L'Usine Santé

Sanofi : les syndicats satisfaits de l'éviction de Chris Viehbacher

Elodie Vallerey , , , ,

Publié le , mis à jour le 29/10/2014 À 12H41

Le 29 octobre, le conseil d'administration du groupe pharmaceutique français Sanofi a acté l'éviction de Chris Viehbacher du poste de directeur général.

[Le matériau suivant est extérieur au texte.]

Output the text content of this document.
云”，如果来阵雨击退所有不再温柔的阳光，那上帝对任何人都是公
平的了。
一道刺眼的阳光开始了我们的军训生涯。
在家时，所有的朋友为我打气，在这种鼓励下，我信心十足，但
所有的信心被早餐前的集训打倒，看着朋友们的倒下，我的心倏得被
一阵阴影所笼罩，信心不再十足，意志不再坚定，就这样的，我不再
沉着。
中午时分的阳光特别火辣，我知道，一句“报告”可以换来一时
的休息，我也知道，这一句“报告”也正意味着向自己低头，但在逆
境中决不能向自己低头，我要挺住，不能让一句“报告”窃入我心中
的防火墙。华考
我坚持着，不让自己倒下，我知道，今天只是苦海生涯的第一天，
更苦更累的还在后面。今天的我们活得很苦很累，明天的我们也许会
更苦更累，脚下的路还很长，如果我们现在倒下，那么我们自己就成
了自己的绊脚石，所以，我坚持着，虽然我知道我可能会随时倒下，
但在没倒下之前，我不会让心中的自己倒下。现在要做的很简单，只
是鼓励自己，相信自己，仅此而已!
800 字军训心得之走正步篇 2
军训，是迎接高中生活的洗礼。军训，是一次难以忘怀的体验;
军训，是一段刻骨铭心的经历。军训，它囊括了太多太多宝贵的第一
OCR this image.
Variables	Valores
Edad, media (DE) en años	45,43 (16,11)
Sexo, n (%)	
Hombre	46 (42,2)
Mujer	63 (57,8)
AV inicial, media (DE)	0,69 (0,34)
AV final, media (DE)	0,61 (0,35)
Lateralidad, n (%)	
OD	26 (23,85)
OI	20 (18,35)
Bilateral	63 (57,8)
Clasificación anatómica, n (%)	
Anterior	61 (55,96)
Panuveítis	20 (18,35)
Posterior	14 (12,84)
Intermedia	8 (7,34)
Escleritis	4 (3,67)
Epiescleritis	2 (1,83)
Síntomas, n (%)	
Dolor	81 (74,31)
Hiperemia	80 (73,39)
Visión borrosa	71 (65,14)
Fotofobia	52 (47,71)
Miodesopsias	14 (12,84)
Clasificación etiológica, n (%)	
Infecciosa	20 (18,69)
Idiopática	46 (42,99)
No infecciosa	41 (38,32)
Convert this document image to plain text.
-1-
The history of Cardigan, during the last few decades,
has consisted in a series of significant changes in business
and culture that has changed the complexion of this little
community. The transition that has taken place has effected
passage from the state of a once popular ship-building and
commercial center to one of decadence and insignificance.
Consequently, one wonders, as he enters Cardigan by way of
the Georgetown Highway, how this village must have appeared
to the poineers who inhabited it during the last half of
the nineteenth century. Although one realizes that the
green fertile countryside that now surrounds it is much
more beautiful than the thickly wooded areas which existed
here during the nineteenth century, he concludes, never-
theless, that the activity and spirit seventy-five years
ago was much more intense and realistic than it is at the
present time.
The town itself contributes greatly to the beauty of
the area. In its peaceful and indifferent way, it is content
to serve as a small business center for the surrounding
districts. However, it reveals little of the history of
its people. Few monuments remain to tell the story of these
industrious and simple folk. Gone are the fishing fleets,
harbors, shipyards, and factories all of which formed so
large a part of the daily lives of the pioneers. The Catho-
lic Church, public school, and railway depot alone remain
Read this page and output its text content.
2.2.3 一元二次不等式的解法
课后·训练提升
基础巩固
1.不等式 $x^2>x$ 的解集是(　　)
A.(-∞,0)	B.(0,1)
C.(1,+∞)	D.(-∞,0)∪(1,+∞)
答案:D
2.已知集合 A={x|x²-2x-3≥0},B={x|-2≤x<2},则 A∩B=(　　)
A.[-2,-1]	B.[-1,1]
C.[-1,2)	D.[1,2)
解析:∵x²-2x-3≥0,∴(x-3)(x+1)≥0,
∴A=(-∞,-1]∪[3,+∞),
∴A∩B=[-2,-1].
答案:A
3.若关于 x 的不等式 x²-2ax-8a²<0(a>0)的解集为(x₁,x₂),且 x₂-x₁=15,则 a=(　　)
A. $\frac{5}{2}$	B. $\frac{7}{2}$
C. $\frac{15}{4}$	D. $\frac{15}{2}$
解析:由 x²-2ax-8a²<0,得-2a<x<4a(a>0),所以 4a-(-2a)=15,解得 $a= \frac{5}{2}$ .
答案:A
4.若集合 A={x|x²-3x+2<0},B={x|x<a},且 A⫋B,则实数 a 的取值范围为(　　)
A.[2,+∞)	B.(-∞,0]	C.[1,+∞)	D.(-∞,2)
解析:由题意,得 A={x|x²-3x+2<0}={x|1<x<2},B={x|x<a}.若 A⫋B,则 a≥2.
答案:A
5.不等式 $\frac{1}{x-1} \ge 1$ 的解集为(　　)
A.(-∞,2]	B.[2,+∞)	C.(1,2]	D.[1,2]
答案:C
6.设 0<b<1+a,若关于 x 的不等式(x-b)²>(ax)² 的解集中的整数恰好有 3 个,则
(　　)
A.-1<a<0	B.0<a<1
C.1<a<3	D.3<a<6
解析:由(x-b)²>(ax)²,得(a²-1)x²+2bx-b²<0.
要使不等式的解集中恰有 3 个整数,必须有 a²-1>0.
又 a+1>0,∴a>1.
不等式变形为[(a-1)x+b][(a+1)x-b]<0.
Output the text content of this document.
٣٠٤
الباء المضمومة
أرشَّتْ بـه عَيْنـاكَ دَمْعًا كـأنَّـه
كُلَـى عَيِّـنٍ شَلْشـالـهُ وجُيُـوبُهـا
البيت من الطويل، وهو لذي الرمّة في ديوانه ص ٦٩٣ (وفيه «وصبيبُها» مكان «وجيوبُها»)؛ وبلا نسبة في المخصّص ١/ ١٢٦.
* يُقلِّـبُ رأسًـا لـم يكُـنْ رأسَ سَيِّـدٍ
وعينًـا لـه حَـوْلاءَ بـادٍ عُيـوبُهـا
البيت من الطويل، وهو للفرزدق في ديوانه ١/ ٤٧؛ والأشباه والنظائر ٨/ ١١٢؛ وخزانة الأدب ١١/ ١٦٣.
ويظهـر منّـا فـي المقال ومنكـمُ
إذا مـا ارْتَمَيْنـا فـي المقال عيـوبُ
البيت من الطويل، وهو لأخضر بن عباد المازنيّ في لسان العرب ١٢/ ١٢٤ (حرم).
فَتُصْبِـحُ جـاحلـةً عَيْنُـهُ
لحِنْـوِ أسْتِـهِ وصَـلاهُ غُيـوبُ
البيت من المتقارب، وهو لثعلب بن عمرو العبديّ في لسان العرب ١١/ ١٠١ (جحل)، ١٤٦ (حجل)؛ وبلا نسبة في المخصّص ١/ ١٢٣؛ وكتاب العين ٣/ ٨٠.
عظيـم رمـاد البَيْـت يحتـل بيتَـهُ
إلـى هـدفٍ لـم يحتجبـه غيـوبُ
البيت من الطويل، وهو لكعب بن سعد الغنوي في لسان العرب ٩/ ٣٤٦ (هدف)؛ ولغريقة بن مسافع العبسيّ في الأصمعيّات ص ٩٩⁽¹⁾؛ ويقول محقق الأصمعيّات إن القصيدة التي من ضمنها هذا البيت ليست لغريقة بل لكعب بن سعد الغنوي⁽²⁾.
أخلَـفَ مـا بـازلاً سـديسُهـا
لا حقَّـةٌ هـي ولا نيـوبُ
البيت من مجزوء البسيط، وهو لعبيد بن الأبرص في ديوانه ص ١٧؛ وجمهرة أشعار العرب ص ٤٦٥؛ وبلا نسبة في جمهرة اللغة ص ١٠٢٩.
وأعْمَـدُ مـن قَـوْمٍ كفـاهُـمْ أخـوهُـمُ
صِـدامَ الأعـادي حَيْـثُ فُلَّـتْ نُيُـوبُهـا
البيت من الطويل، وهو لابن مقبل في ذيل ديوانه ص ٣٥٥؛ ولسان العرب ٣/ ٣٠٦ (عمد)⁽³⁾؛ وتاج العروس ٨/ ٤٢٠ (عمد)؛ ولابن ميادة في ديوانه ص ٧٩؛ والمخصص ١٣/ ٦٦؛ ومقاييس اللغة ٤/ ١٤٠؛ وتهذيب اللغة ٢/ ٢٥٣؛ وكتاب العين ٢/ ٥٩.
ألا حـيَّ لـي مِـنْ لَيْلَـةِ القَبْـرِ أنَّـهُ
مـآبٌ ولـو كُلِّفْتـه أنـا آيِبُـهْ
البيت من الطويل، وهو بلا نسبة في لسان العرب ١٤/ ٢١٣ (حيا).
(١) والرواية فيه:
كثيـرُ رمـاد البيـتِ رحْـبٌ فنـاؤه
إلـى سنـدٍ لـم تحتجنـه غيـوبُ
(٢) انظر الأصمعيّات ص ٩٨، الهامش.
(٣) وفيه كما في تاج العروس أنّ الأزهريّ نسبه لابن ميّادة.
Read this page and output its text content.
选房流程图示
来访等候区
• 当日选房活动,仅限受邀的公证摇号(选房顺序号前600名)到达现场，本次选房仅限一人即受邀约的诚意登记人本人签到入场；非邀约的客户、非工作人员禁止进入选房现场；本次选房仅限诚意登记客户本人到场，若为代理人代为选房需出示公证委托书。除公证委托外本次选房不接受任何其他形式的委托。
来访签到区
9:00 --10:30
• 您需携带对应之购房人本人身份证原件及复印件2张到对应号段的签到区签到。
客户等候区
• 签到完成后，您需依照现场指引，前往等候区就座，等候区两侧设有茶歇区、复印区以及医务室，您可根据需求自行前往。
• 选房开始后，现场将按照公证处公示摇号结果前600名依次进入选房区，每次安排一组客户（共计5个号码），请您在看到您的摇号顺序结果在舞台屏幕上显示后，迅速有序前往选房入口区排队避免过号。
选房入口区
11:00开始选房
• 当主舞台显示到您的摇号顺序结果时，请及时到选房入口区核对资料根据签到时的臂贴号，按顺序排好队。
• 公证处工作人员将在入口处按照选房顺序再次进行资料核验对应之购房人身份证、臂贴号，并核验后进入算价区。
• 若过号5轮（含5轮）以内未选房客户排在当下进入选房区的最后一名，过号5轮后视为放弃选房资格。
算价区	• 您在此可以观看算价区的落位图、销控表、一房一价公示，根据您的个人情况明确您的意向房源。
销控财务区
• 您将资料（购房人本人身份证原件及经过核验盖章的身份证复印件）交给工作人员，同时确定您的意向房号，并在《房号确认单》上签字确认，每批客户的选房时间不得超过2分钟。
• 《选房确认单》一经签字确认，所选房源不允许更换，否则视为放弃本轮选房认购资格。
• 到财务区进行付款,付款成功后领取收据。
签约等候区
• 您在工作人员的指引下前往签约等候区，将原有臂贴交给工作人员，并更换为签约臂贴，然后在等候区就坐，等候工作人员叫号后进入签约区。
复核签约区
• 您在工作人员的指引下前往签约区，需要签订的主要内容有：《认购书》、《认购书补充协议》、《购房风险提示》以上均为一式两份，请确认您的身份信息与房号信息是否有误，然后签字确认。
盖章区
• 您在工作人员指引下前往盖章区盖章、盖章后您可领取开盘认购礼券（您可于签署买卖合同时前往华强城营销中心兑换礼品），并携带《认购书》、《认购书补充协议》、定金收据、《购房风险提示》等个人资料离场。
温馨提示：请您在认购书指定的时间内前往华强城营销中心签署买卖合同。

Echaudés par des mois de contestation des plans de restructuration mis en oeuvre par le dirigeant germano-canadien, les représentants syndicaux du groupe ne cachent pas leur satisfaction, avides d'un changement radical dans la direction de l'entreprise... et dans sa stratégie.

Sanofi : les syndicats satisfaits de l'éviction de Chris Viehbacher © RLBD

La rumeur courait depuis plusieurs semaines en interne et depuis quelques jours plus publiquement. Le 29 octobre, le conseil d'administration du groupe pharmaceutique français Sanofi a acté l'éviction de son directeur général Christopher Viehbacher, en poste depuis près de six ans.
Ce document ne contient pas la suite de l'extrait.